Pelabuhan Paciran merupakan salah satu pelabuhan penyeberangan yang memegang peranan penting dalam lalu lintas manusia ataupun komoditas pertanian dari Jawa Timur ke Pulau Kalimantan, Pulau Sulawesi dan Pulau Bawean. Pelabuhan seperti Paciran ini rawan dimanfaatkan oleh para penyelundup satwa.
Berkat kesigapan petugas dari Karantina Surabaya, menurut Cici, penyelundupan burung digagalkan. Tindakan ini melanggar UU No 21 Tahun 2019 tentang Karantina Hewan, Ikan, dan Tumbuhan, yakni Pasal 88. ”Adapun ancaman hukuman terhadap penyelundup adalah pidana penjara maksimal 2 tahun dan denda maksimal Rp 2 miliar,” ujarnya.
Dikatakan, penyelundupan burung dengan tujuan diperdagangkan secara ilegal dapat mengancam populasi satwa, terutama satwa yang hampir punah. Penggagalan upaya penyelundupan dan perdagangan satwa dilindungi ini merupakan bagian dari upaya penyelamatan dari kepunahan.
Karantina Pertanian Surabaya mengajak masyarakat bersama-sama mengawasi komoditas pertanian yang dilalulintaskan. Segera melapor apabila menemukan dugaan pelanggaran agar bisa segera ditindaklanjuti oleh petugas di lapangan. Menyelamatkan satwa dilindungi berarti menjaga keseimbangan ekosistem dan keberlangsungan sumber daya alam Nusantara.

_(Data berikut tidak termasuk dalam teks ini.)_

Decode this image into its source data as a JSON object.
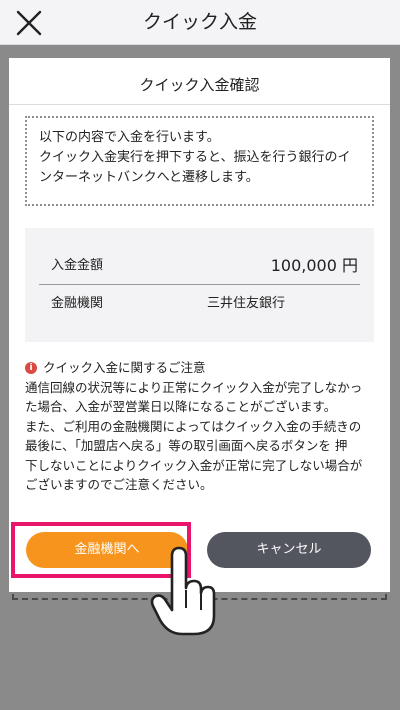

Sementara itu, berdasarkan data otomasi perkarantinaan IQfast, upaya penggagalan pemasukan satwa tanpa dokumen karantina atau secara ilegal melalui Pelabuhan Tanjung Perak Surabaya selama Januari-Februari tahun ini tercatat 10 kali dengan rincian sembilan kasus ditangani oleh Karantina Surabaya, sedangkan satu kasus merupakan pelimpahan dari Polairud Polda Jatim.
Dari total 10 kasus penyelundupan tersebut, total satwa yang disita sebanyak 1.629 ekor dan mayoritas merupakan burung berkicau. Adapun daerah asal penyelundupan itu beragam, ada dari Banjarmasin, Ende di Nusa Tenggara Timur, dan Makassar.
Penyelundupan satwa, terutama burung berkicau, tetap tinggi di masa pandemi Covid-19. Burung berkicau yang banyak diminati antara lain burung asal Sulawesi, NTT, dan Pulau Kalimantan. Satwa ini banyak diselundupkan karena peminatnya tinggi. Bahkan, permintaan burung berkicau meningkat tajam selama masa pandemi karena banyak orang beraktivitas di rumah. Mereka menekuni hobi memelihara burung berkicau.
Permintaan tinggi itu dibarengi dengan harga jual lebih mahal. Harga jual tinggi yang membuat para penyelundup semakin nekat beraksi. Menyikapi hal itu, Karantina Pertanian Surabaya memperketat pengawasan di pintu-pintu masuk kapal dari luar pulau, seperti Pelabuhan Tanjung Perak dan Pelabuhan Paciran. Sinergi yang kuat juga dibangun dengan institusi lain seperti kepolisian.